Llegué a la conclusión de que sobre todo era esencial no dejarla sospechar nunca que sabía que estaba mintiendo. ¿Por qué era eso tan esencial? Me lo pregunté casi inmediatamente. ¿Para tener el placer de descubrir más y más mentiras? ¿Es que era eso un placer? Y después me pasó por la cabeza otra pregunta. Si estuvieses casado con una dipsómana, ¿afirmarías que la manía del alcohol era perfectamente inofensiva? ¿Seguirías aparentando que todo iba bien con el fin de estudiar los efectos de ese vicio particular sobre la persona de tu amada?

Si había algo de legítimo en favorecer los apetitos de la curiosidad, en ese caso era mejor ir a la raíz del asunto, descubrir por qué mentía tan flagrantemente. Los efectos de esa enfermedad no eran del todo evidentes para mí… todavía. Un poco de reflexión y habría advertido inmediatamente que el primer efecto y el más desastroso es… la alienación. El sobresalto que produce el descubrimiento de la primera mentira presenta casi los mismos rasgos emotivos que el sobresalto que acompaña al hecho de saber que la persona que tenemos delante está loca.
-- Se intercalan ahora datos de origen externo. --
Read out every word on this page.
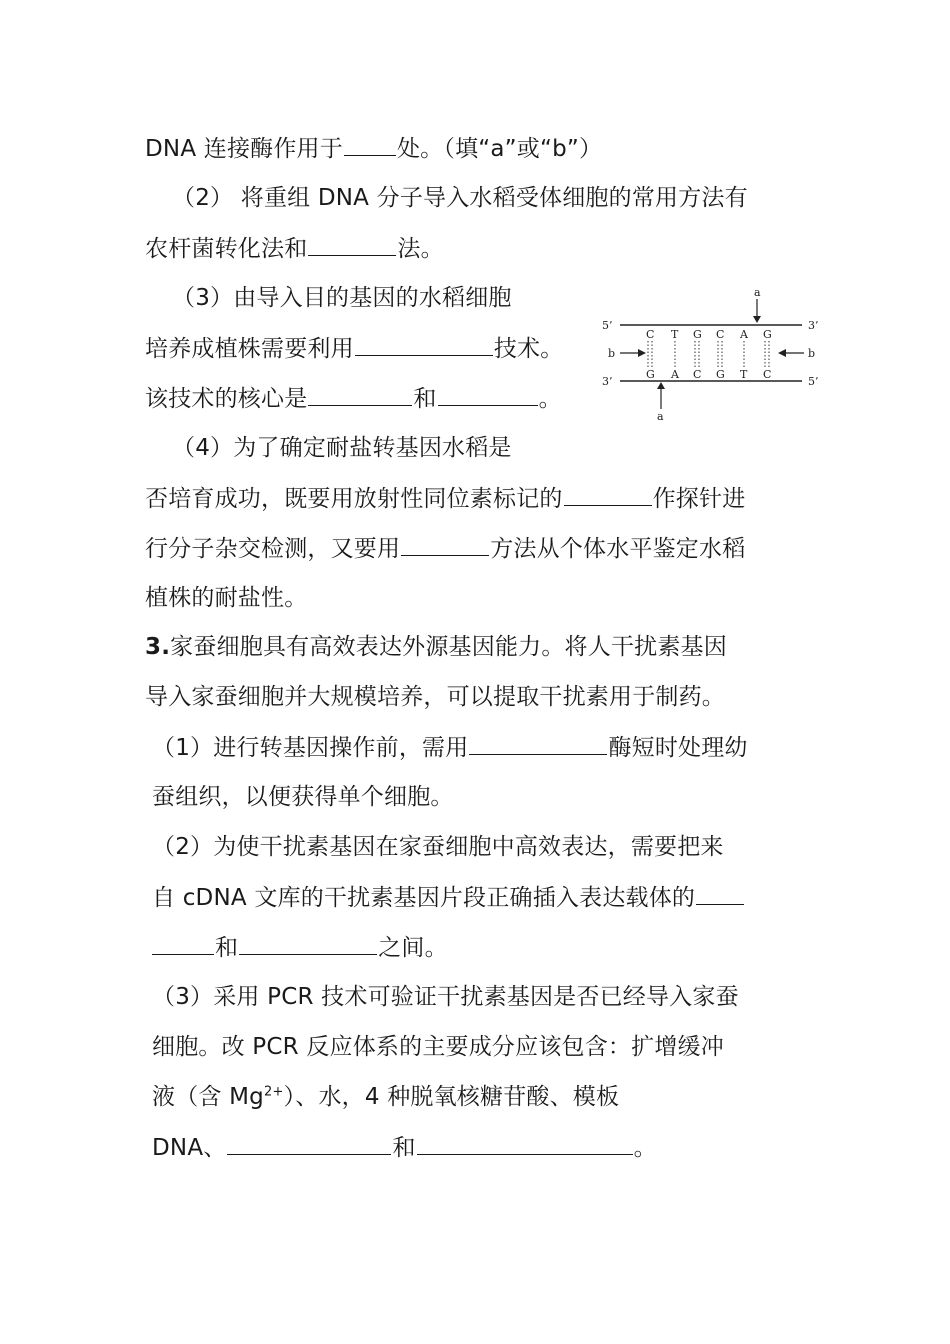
DNA 连接酶作用于 处。（填“a”或“b”）
（2） 将重组 DNA 分子导入水稻受体细胞的常用方法有
农杆菌转化法和	法。
（3）由导入目的基因的水稻细胞
培养成植株需要利用	技术。
该技术的核心是	和	。
5’	3’
3’	5’
C T G C A G
G A C G T C
a
a
b	b
（4）为了确定耐盐转基因水稻是
否培育成功，既要用放射性同位素标记的	作探针进
行分子杂交检测，又要用	方法从个体水平鉴定水稻
植株的耐盐性。
3.家蚕细胞具有高效表达外源基因能力。将人干扰素基因
导入家蚕细胞并大规模培养，可以提取干扰素用于制药。
（1）进行转基因操作前，需用	酶短时处理幼
蚕组织，以便获得单个细胞。
（2）为使干扰素基因在家蚕细胞中高效表达，需要把来
自 cDNA 文库的干扰素基因片段正确插入表达载体的
和	之间。
（3）采用 PCR 技术可验证干扰素基因是否已经导入家蚕
细胞。改 PCR 反应体系的主要成分应该包含：扩增缓冲
液（含 $Mg^{2+}$）、水，4 种脱氧核糖苷酸、模板
DNA、	和	。
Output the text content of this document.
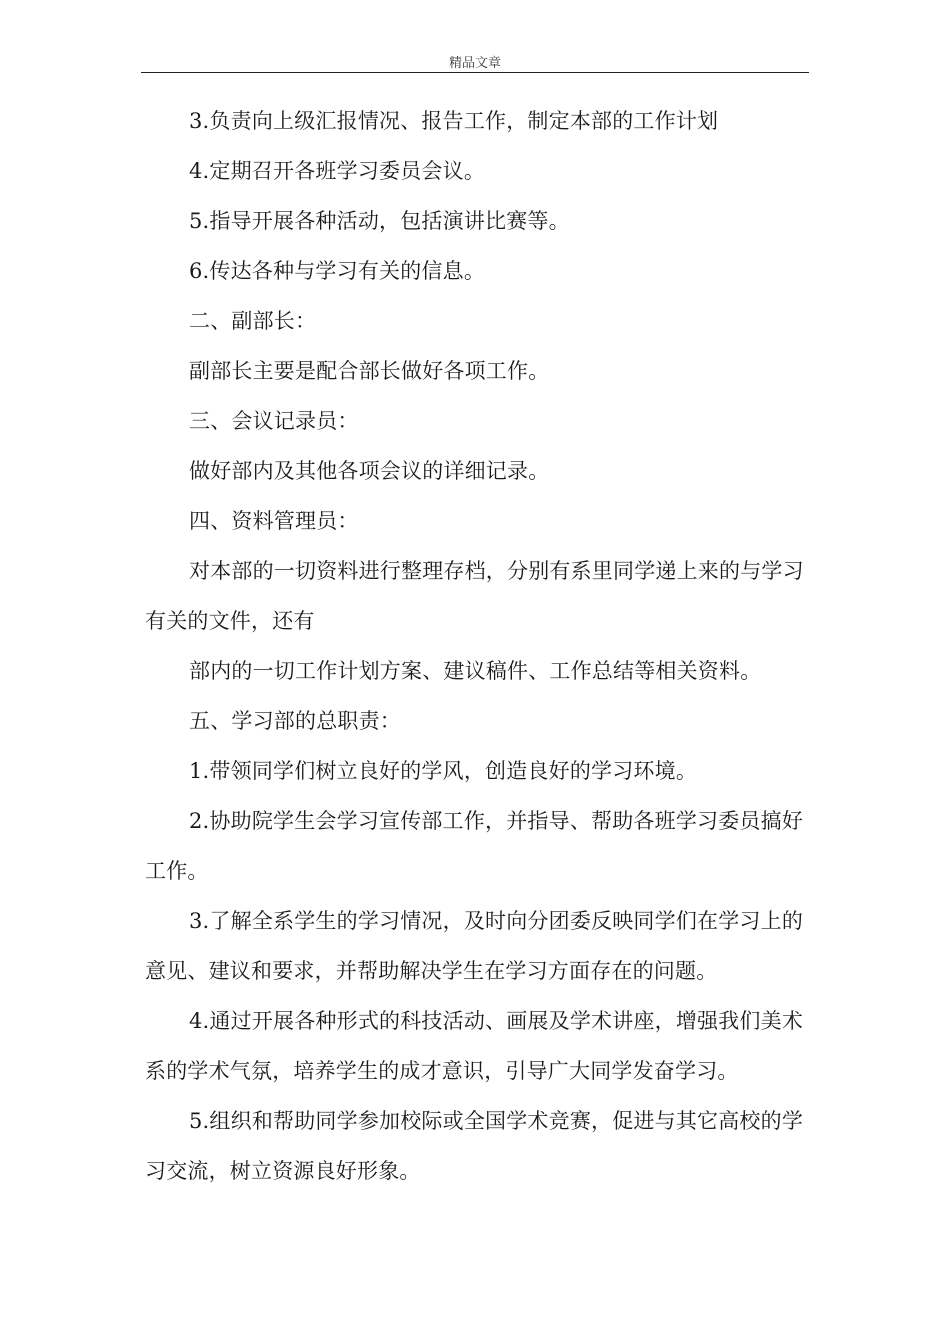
精品文章

3.负责向上级汇报情况、报告工作，制定本部的工作计划

4.定期召开各班学习委员会议。

5.指导开展各种活动，包括演讲比赛等。

6.传达各种与学习有关的信息。

二、副部长：

副部长主要是配合部长做好各项工作。

三、会议记录员：

做好部内及其他各项会议的详细记录。

四、资料管理员：

对本部的一切资料进行整理存档，分别有系里同学递上来的与学习有关的文件，还有

部内的一切工作计划方案、建议稿件、工作总结等相关资料。

五、学习部的总职责：

1.带领同学们树立良好的学风，创造良好的学习环境。

2.协助院学生会学习宣传部工作，并指导、帮助各班学习委员搞好工作。

3.了解全系学生的学习情况，及时向分团委反映同学们在学习上的意见、建议和要求，并帮助解决学生在学习方面存在的问题。

4.通过开展各种形式的科技活动、画展及学术讲座，增强我们美术系的学术气氛，培养学生的成才意识，引导广大同学发奋学习。

5.组织和帮助同学参加校际或全国学术竞赛，促进与其它高校的学习交流，树立资源良好形象。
El engaño, el miedo a él, tiene sus raíces en el miedo universal a la pérdida de la personalidad. Debe de haber hecho falta una eternidad para elevar la verdad a un nivel tan supremo, para convertirla en el fulcro, por decirlo así, de la individualidad. El aspecto moral era un simple concomitante, el enmascaramiento de un objetivo más profundo, casi olvidado. Que histoire fuese cuento, mentira e historia a un tiempo era de una importancia nada desdeñable. Y que un cuento, considerado invención de un autor creativo, se considere el material más eficaz para llegar a la verdad sobre su autor también era significativo. Las mentiras sólo pueden ir engastadas en la verdad. Una buena mentira revela más de lo que la verdad pueda revelar. Es decir, a quien busque la verdad. Esa persona, al encontrarse ante la mentira, nunca la considerará motivo de enfado o recriminación. Ni siquiera de dolor, porque todo estaría claro, y desnudo y sería revelador.

Me asombró mucho advertir lo lejos que podía conducirme semejante distanciamiento filosófico. Me propuse volver a repetir el experimento. Podría dar fruto.